IL TEMA sociale è in primo piano anche nel discorso pronunciato poco dopo nella cattedrale di Firenze, davanti ai vescovi italiani e ai 2.200 delegati del Convegno ecclesiale sul nuovo umanesimo in Gesù Cristo. Messe in guardia dal pericolo di «astrattatismo», le nostre Chiese dovranno perseguire «umiltà, disinteresse, beatitudine», non avere «l’ossessione di preservare la propria gloria», né essere ossessionate dal ‘potere’, anche quando può apparire «utile e funzionale all’immagine sociale della Chiesa stessa.
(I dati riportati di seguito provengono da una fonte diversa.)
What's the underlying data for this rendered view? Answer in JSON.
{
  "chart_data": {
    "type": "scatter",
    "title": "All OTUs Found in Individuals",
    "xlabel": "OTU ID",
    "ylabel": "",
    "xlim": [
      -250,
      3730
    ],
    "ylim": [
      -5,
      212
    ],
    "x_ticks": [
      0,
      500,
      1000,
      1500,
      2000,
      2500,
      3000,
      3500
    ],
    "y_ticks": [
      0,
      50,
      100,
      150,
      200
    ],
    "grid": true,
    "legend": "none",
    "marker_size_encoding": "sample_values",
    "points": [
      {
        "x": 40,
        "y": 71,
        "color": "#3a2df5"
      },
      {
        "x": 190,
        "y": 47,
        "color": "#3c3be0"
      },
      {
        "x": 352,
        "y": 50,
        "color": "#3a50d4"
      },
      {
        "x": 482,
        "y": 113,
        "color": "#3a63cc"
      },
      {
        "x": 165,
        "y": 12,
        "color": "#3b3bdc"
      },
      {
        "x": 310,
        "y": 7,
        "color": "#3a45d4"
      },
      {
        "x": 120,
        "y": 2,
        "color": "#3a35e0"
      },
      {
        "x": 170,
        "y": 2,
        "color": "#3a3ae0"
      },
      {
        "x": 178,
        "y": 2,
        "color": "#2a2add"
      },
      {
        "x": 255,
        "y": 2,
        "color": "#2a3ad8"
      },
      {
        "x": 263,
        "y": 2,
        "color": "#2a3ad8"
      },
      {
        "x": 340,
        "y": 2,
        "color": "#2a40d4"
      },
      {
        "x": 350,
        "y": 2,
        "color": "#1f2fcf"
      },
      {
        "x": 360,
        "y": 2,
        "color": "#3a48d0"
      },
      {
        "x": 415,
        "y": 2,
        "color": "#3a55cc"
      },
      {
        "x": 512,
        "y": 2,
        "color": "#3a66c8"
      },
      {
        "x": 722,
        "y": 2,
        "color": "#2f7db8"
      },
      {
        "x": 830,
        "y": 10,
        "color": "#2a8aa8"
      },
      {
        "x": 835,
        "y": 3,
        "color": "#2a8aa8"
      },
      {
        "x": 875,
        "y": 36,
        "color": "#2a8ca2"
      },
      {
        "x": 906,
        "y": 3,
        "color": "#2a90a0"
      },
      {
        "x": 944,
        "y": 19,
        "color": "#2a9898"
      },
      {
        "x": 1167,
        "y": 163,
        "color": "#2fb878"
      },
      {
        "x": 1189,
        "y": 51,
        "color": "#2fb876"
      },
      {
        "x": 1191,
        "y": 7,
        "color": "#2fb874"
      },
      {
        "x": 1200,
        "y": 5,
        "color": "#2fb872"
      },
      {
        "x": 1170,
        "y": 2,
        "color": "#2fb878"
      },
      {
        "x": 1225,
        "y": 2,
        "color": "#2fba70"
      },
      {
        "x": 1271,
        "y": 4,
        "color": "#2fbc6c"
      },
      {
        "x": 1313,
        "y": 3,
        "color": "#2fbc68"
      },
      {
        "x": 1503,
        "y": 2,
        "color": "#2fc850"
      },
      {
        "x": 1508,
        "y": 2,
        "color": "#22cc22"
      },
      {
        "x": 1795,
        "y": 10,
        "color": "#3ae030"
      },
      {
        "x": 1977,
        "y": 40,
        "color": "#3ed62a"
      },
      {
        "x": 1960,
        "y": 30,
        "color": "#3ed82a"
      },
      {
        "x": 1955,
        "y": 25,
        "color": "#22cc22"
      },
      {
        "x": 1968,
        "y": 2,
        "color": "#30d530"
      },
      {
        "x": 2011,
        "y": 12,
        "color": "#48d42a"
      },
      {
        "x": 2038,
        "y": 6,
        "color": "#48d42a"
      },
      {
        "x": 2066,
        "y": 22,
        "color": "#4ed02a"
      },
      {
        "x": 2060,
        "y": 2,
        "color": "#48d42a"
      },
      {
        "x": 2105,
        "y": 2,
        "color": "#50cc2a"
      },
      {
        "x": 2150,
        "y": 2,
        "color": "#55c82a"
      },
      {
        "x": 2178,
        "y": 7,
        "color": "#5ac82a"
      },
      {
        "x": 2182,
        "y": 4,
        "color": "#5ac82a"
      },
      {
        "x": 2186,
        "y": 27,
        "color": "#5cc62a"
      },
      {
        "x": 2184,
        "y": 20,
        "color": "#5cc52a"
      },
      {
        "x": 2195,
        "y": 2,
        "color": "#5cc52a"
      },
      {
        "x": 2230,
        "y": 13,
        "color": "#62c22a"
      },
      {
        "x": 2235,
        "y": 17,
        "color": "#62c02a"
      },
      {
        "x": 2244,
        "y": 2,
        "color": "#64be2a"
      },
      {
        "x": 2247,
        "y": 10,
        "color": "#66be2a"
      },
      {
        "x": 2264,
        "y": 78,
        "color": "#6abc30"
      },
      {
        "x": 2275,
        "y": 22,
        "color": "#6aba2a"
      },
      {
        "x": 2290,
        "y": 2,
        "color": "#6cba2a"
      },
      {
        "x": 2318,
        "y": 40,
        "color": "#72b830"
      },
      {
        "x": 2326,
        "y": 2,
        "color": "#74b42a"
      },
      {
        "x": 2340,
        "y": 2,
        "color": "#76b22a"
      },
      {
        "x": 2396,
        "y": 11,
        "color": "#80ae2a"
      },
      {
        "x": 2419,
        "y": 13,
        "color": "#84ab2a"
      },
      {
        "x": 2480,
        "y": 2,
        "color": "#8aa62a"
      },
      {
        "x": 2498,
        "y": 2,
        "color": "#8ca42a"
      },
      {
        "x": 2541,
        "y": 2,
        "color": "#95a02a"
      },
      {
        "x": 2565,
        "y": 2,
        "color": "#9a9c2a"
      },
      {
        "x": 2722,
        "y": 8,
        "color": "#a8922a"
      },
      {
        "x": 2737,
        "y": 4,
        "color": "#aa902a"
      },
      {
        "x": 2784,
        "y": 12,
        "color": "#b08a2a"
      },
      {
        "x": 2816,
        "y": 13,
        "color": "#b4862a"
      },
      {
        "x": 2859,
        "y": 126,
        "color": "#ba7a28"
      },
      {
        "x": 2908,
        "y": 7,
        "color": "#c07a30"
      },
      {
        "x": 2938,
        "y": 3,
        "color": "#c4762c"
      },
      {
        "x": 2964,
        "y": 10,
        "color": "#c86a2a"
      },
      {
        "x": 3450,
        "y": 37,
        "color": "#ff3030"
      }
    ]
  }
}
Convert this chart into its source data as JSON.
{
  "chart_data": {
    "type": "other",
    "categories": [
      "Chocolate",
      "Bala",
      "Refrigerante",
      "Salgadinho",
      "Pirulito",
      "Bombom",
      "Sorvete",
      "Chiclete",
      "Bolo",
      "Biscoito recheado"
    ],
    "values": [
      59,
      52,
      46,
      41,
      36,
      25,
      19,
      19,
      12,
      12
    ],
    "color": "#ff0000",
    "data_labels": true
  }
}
«Se non assume i sentimenti di Gesù, la Chiesa si disorienta, perde il senso», scandisce Francesco interrotto dagli applausi, e una «Chiesa che pensa a se stessa e ai propri interessi» è «triste». Il disinteresse si esprime invece con una «fede rivoluzionaria» che grazie allo Spirito fa uscire da noi stessi per essere uomini che hanno «la capacità di donarsi». Occorre una «grandezza umile» caratteristica di chi conosce «la ricchezza della solidarietà» e «del sacrificio quotidiano di un lavoro a volte duro e mal pagato».

«L’HO detto più volte e lo ripeto ancora oggi a voi: preferisco una Chiesa accidentata, ferita e sporca per essere uscita per le strade – insiste Francesco citando appunto la sua esortazione Evangelii Gaudium che ha invitato ad approfondire, mentre gli applausi lo sovrastano –, piuttosto che una Chiesa malata per la chiusura e la comodità di aggrapparsi alle proprie sicurezze». Anche in mezzo alle tentazioni. «Ne elenco due sole, non vi spaventate, non come quelle quindici che ho detto alla Curia», scherza Francesco, sottolineando quella che spinge a cercare «soluzioni in conservatorismi e fondamentalismi» e quella che per eccesso di ragionamento, allontana dal «popolo fedele di Dio».
E se i sacerdoti devono essere come don Camillo, i vescovi siano «pastori» che abbiano capacità di dialogo e di incontro, senza «cercare di ricavare la propria fetta della torta comune, ma cercando il bene per tutti. Discutere insieme, arrabbiarsi insieme, pensare alle soluzioni migliori».